You will note when looking at the last two lines in the code that a 2D array is constructed to calculate the cumulative binomial probabilities. When originally attempting to calculate these in lieu of using a 2D array, the arrays were calculated — but the values were not in the desired order.

>>> for i in range(1,100,1):
>>> print(1-(h**i))
[0.01 0.02]
[0.0199 0.0396]
...
[0.62653572 0.86191217]
[0.63027036 0.86467392]

Instead, we wish to have the arrays in the order [0.01, 0.0199, …, 0.62653572, 0.63027036] and [0.02, 0.0396, …, 0.86191217, 0.86467392].

As explained in the following Reddit thread, transposing the above will not be of any use since h is a one-dimensional array.

An alternative is to calculate a 2D array and then print it directly:

>>> result = 1-h[:, np.newaxis] ** np.arange(1,100)
>>> result
array([[0.01, 0.0199, 0.029701, ..., 0.62653572, 0.63027036], [0.02, 0.0396, 0.058808, ..., 0.86191217, 0.86467392], [0.03, 0.0591, 0.087327, ..., 0.94946061, 0.9509768], ..., [0.97, 0.9991, 0.999973, ..., 1., 1., 1.], [0.98, 0.9996, 0.999992, ..., 1., 1., 1.], [0.99, 0.9999, 0.999999, ..., 1., 1.,1.]])

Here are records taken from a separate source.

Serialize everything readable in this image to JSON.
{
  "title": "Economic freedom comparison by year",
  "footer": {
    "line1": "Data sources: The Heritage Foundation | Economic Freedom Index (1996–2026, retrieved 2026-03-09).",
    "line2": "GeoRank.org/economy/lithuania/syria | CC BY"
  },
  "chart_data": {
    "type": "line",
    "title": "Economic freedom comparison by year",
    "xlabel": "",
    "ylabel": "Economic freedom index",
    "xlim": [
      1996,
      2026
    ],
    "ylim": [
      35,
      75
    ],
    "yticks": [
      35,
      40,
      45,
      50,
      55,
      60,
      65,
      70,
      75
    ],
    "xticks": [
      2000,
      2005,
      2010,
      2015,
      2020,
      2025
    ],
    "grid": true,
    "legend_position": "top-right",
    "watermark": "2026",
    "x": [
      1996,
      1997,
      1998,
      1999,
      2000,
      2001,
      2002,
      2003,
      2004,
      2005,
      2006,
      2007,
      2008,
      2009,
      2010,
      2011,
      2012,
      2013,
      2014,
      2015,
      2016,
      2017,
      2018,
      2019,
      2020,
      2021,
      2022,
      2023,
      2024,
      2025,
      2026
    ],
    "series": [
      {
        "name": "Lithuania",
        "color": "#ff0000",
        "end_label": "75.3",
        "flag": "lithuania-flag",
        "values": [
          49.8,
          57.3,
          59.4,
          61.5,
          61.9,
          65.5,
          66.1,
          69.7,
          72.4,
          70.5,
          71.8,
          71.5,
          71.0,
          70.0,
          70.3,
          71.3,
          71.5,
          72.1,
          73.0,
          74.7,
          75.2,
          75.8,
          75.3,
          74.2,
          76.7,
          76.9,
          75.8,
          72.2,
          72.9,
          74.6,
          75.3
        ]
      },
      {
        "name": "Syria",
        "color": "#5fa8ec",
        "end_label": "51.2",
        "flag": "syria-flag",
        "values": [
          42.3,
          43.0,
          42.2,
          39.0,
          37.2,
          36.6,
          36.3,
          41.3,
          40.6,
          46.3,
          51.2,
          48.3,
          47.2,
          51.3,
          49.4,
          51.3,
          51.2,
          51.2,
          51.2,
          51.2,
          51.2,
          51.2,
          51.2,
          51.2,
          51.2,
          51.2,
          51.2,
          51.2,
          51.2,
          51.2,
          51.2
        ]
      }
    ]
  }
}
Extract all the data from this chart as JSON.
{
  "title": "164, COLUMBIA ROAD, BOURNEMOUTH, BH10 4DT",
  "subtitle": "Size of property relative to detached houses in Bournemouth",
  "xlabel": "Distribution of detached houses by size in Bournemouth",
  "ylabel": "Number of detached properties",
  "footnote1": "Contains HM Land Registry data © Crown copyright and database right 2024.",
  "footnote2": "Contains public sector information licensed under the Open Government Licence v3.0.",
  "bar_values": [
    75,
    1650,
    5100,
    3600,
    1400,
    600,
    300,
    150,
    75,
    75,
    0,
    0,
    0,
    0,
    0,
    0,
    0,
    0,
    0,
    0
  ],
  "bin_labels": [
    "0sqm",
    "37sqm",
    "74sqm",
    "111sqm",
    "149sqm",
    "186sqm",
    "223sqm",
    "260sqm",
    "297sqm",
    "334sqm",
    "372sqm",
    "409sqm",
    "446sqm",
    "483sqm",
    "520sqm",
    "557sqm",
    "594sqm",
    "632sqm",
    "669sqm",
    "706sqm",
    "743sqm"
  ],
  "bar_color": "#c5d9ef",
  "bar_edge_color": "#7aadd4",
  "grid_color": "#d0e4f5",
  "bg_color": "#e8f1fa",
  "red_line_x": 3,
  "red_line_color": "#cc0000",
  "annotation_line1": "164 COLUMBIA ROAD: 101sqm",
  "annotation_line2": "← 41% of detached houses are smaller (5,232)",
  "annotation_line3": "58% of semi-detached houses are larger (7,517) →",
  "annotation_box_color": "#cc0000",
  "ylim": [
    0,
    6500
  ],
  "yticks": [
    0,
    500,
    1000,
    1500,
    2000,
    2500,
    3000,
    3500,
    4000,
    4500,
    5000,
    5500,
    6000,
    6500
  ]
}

As can be seen from the above, the cumulative binomial probabilities from 0.01 right up to 0.99 is calculated.

Using for loops in this manner has allowed us to iterate from 0.01 to 0.99 automatically — attempting to do this manually would have been far too cumbersome and error-prone.

Conclusion

In this example, you have seen how to:

  • Calculative cumulative binomial probabilities in Python
  • Use for loops to iterate across a large range of values
  • Employ list comprehensions to work with a range of float values
  • Devise 2D arrays when unable to transpose values contained in a 1D array

Many thanks for your time, and any questions or feedback are greatly appreciated.

Disclaimer: This article is written on an “as is” basis and without warranty. It was written with the intention of providing an overview of data science concepts, and should not be interpreted as professional advice. The findings and interpretations in this article are those of the author and are not endorsed by or affiliated with any third-party mentioned in this article.